La Noche de la Expiación y su mensaje diluido

La película se presenta como una crítica social sobre la violencia y la desigualdad, pero al final se queda en la superficie. Es como si te dieran un pastel de tres pisos y solo pudieras probar el pan sin betún. En lugar de profundizar en las implicaciones psicológicas o sociológicas de una noche así, el filme prefiere enfocarse en el suspenso y la acción, a veces de forma atropellada. El potencial de una historia que explore la moralidad humana, la estratificación social y los límites de la crueldad se disuelve en una serie de secuencias que, aunque a veces efectivas para dar brincos, no dejan una reflexión duradera. Es una oportunidad desaprovechada para un tema que podría haber sido brutalmente ingenioso.

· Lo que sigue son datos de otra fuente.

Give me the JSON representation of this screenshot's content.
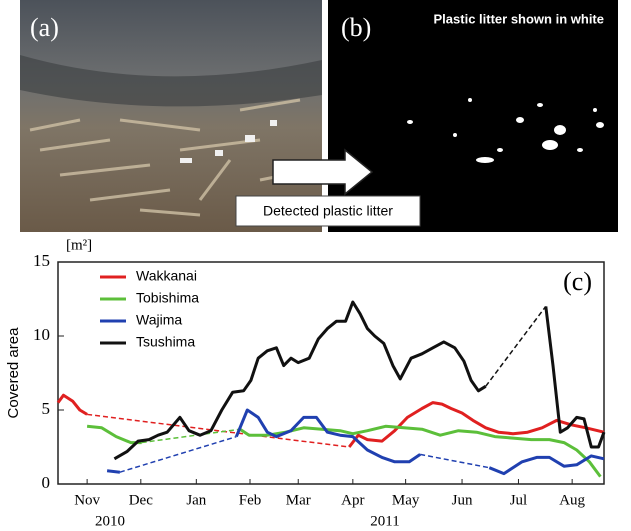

Al final de cuentas, La Noche de la Expiación es de esas películas que ves con tus cuates para echar cotorreo y burlarse de las decisiones de los personajes. Cumple con el entretenimiento de asustarte un poco y hacerte reír de nervios, pero no esperes que te deje pensando en la condición humana por días. Si te la encuentras por ahí en algún servicio de streaming, dale una oportunidad para pasar el rato, pero no te claves demasiado en buscarle los tres pies al gato. Hay otras opciones que quizá exploren mejor la oscuridad del ser humano.